Boeing is the flagship of U.S. airpower and aerospace. But in recent years, its planes have fallen out of the sky. Why?

Boeing is decaying due to succession failure in engineering and on the factory floor.

There are only two companies in the world capable of building and exporting the largest type of civilian aircraft, the "jumbo jet": Boeing and Europe's Airbus. Since 1992, Boeing has gone from enjoying 70% market share to falling behind Airbus in orders and manufacturing.

Manufacturing aircraft is very expensive and technically challenging.

Succession failure in the engineering offices caused the two fatal crashes, as Boeing ended up designing and then delivering planes that, essentially, were programmed to crash themselves during a particular set of circumstances. Which they then did, twice.

To date, nobody has been held responsible for the series of fatal errors. But that is because no error on its own was fatal, just the combination of them, which no engineer at Boeing recognized in time or had the authority to act on, if they did recognize it.

Boeing is not the same company it once was.

Its non-technical managers and executives favored new factories in South Carolina rather than its core Seattle factories, where experienced workers were unionized and more expensive.
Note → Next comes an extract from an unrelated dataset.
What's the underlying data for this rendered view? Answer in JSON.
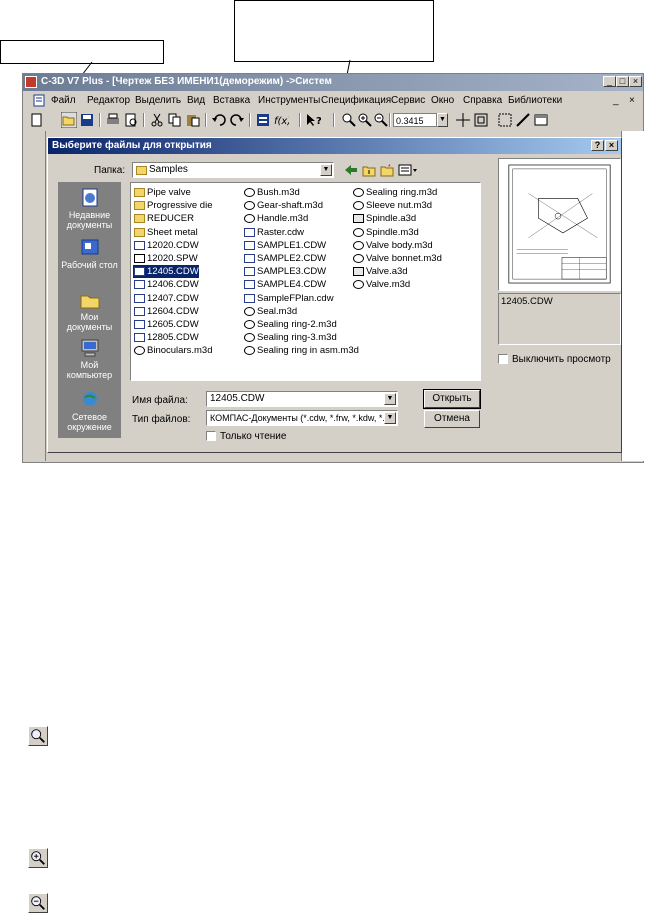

It is headquartered in DC now, not Seattle.

The political ascendance of consultants and “MBAs” over engineers, both at Boeing and in the U.S. generally, means that engineers are unable to overrule the decisions of consultants or MBAs and are themselves rewarded for making decisions like an MBA rather than engineer.

What whistleblowers and regulatory audits describe at Boeing is a decline in industrial discipline, with basic norms and standards of competence, decorum, and work ethic falling.

This decline in discipline occurs when workers, technicians, and managers do not transfer their knowledge and skills. It is happening both because of circumventing old factories and workforces with brand new ones, but also because Boeing's workforce is aging. It has been a long time since manufacturing was seen as an attractive career path to American youth. In 2018, over a third of employees represented by Boeing's machinists' union were over the age of 55 years old.

Now, Boeing is rapidly diversifying its workforce. Minority hires are now 47.5% of new hires, up sharply from 37.2% in 2020. Only 29.9% of Boeing interns were white males in 2022. According to Boeing, they have fired 65 employees since 2020 for "behavior deemed to be racist or hateful." These are most likely older white male workers.

This rapid politically motivated change in Boeing's workforce implies that still more succession failure is happening right now.

Outsourcing, subcontracting, diversity policies, MBA-led decision-making, a focus on financial profits in low-margin heavy industry—these are all ultimately just different ways to accidentally cause succession failure, which in airplane manufacturing causes deaths!